Records show she received a shipment of his belongings, but never shared it with her children, refused to talk about him, even answer their questions.
"It was like there was never any picture, no talk. I didn't know what happened. And then another man comes in and he's my dad and I don't know anything."
She was in her teens before she saw a picture of him in his aircraft and learned of his fate.
"You know, it kind of impressed me," she says of the picture, one of the few she has. "And then she tells me 'He's missing. They never found him.'"
"All this stuff goes through my mind even as a child. Was my dad tortured? Was he still alive? Did he live through the plane crash? All I have is questions and no one wants to answer or even talk about him."
She says now that she and her brother paid a price for that lack of knowledge, any connection to their father, left with questions, no answers. They didn't even share their loss with each other. She notes they never smiled in family photos taken later.
"I would say I was probably depressed most of my life because there's like this sadness in me."
She grew up, went to college, became a marriage and family therapist. It may have been that training that helped her eventually recognize and deal with her struggle.
"I knew I had to figure this out but I didn't know how."
It helped, she says, when in 1998 the Air Guard, marking its 50th anniversary, recognized Salazar as their only combat fatality and presented the family with a plaque. But the path forward came into focus three years later on September 11th.
"I watched the towers fall and it was really emotional for me. I know it was emotional for everybody. I knew there would be families who would have their loved ones missing. And so I thought, 'I really have to tell my story because this is happening to other people.'"
She began putting her struggle into words, writing about her loss. Then in 2007 her husband, Bob, researching for her online, found a reference to her father. .

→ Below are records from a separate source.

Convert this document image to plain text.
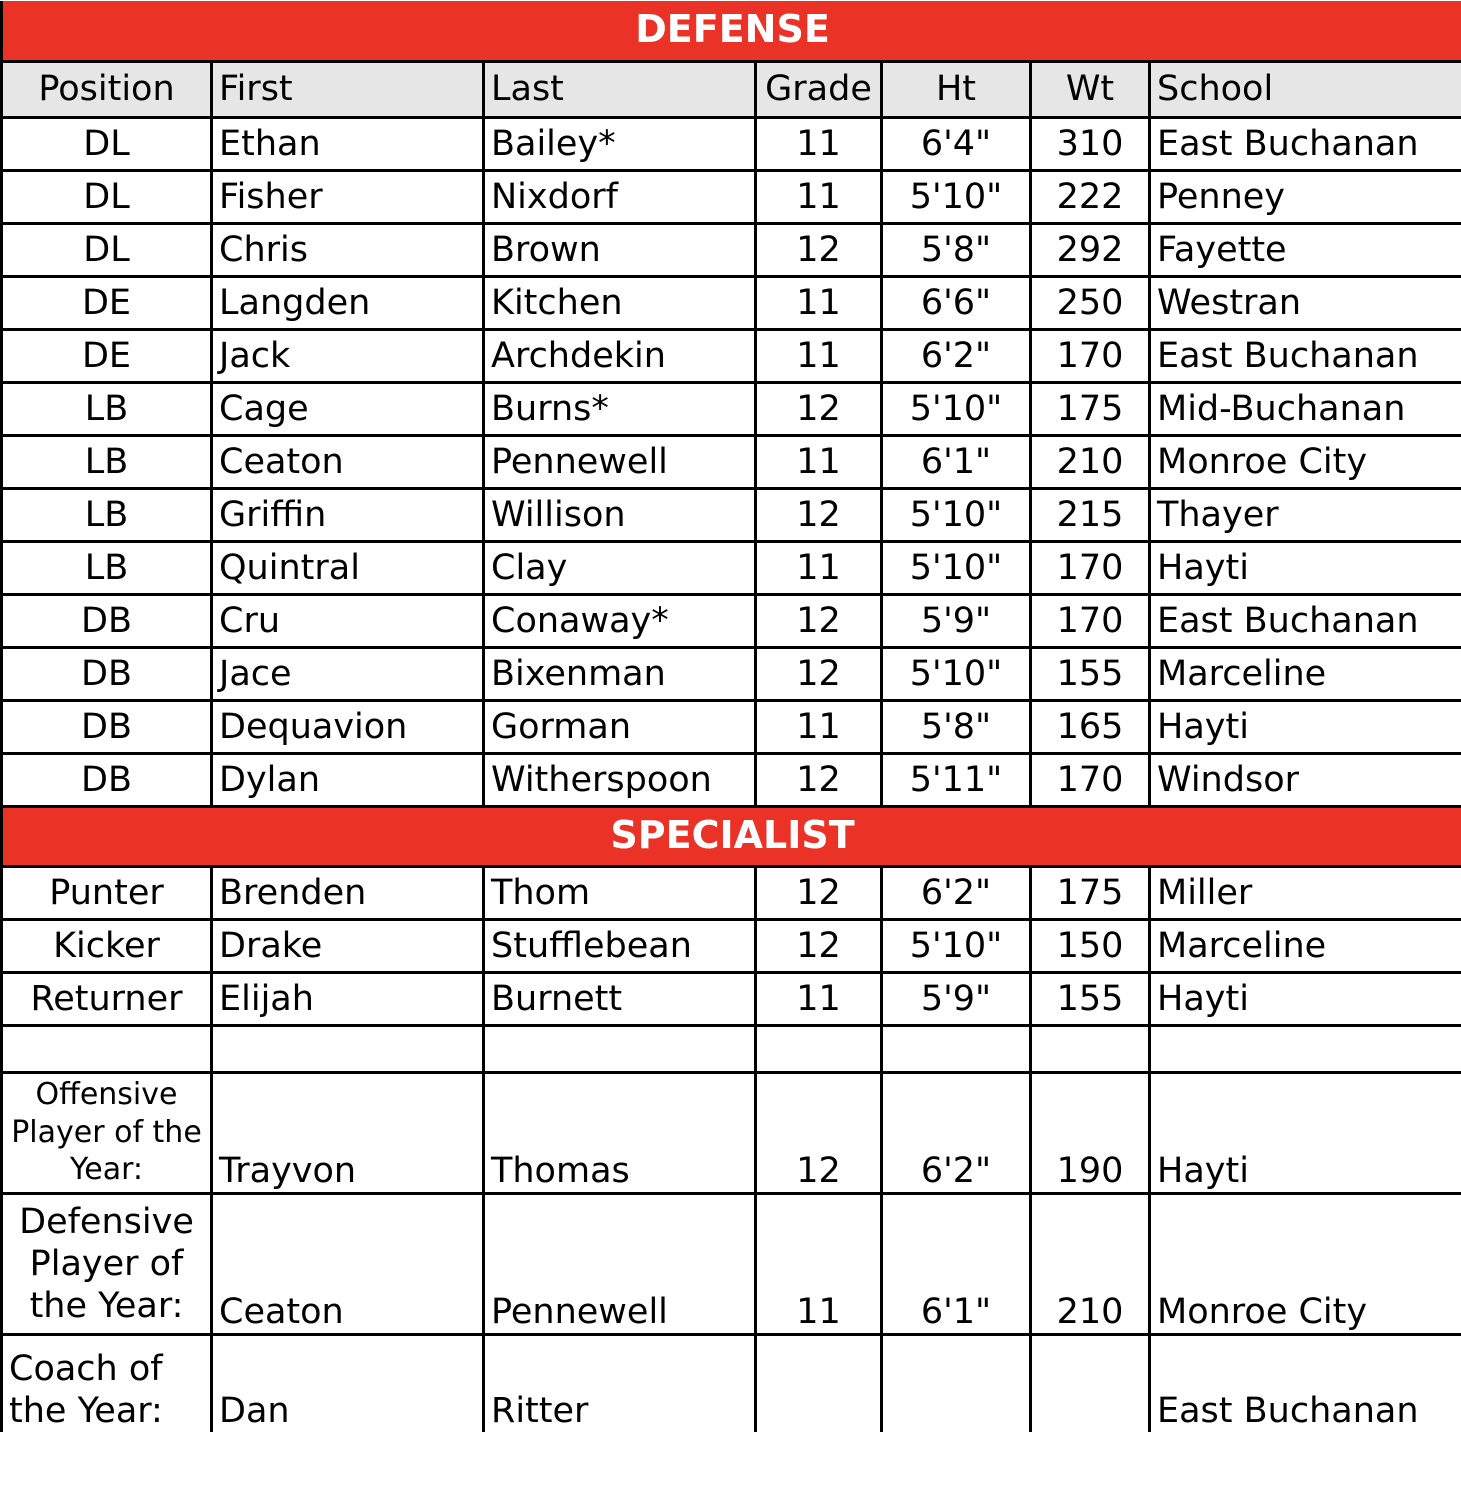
DEFENSE						
Position	First	Last	Grade	Ht	Wt	School
DL	Ethan	Bailey*	11	6'4"	310	East Buchanan
DL	Fisher	Nixdorf	11	5'10"	222	Penney
DL	Chris	Brown	12	5'8"	292	Fayette
DE	Langden	Kitchen	11	6'6"	250	Westran
DE	Jack	Archdekin	11	6'2"	170	East Buchanan
LB	Cage	Burns*	12	5'10"	175	Mid-Buchanan
LB	Ceaton	Pennewell	11	6'1"	210	Monroe City
LB	Griffin	Willison	12	5'10"	215	Thayer
LB	Quintral	Clay	11	5'10"	170	Hayti
DB	Cru	Conaway*	12	5'9"	170	East Buchanan
DB	Jace	Bixenman	12	5'10"	155	Marceline
DB	Dequavion	Gorman	11	5'8"	165	Hayti
DB	Dylan	Witherspoon	12	5'11"	170	Windsor
SPECIALIST						
Punter	Brenden	Thom	12	6'2"	175	Miller
Kicker	Drake	Stufflebean	12	5'10"	150	Marceline
Returner	Elijah	Burnett	11	5'9"	155	Hayti

Offensive Player of the Year:	Trayvon	Thomas	12	6'2"	190	Hayti
Defensive Player of the Year:	Ceaton	Pennewell	11	6'1"	210	Monroe City
Coach of the Year:	Dan	Ritter				East Buchanan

"He said, 'Your Dad's name is here and there's a request for DNA' and I thought 'Oh my gosh.'"
She thought for a moment he'd been found, but when she called it was from the casualty office at Randolph Air Force Base. They wanted DNA to help them identify any returned remains.

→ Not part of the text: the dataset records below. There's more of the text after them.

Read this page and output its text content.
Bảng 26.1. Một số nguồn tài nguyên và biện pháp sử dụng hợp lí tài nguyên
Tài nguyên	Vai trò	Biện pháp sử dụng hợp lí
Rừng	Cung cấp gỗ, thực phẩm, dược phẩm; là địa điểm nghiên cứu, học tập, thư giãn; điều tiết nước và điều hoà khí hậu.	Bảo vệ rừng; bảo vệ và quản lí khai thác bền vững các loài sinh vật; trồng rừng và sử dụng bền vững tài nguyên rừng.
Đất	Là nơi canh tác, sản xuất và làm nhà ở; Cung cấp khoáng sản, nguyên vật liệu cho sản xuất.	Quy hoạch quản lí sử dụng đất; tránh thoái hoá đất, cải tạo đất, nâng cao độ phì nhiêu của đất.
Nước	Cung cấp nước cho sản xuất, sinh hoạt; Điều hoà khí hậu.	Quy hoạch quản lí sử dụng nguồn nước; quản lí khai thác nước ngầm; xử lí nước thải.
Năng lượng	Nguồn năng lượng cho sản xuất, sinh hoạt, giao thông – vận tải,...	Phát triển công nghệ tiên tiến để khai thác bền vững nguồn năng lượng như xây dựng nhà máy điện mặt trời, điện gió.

Another posting led her to a retired colonel, her father's best friend in Korea. He was looking for any of Frank Salazar's family.
"And he talked with me about the two of them flying and it gave me a sense of how much my dad loved to fly. And so, I knew that was how I was going to connect with my dad. So I became a pilot."
Later she paid a princely fee to take the controls of a P-51, the aircraft her father loved. Finally earlier this year, Lt. Salazar got his ceremony, a military funeral and marker at Arlington National Cemetery.
"He was forgotten. He was never talked about and I wanted to bring him back to life. I wanted him to have a legacy. He existed even though I grew up as if he never existed. And there needed to be a service to have that happen."
She says she is now at peace with her loss, though closure still eludes her.
"I wouldn't say there's total closure because it does not feel good to me that his remains are in a hostile country. To have him home would be closure for me, but I know that may never happen."
That doesn't mean she's not hopeful.
"I have hope and I don't have hope because of the history of North Korea not turning over remains when they said they would."
Diana says she's not waiting for that call. The North Koreans have failed to keep those promises before. Still, she says, news of any returns will be welcome to all.
"Us family members who share this same loss are happy for any other family member. Even if our own doesn't come home we share the joy with the other who does."
There are more than seven thousand US servicemen unaccounted for in the Korean War. Frank Salazar is one of five Nevadans in that number. The chance that his remains would be among the 200 or so promised for return are slim.
Diana has completed a book about her struggle: "Fly-by: A Daughter's Journey from Tragedy to Tribute." It will be released this fall.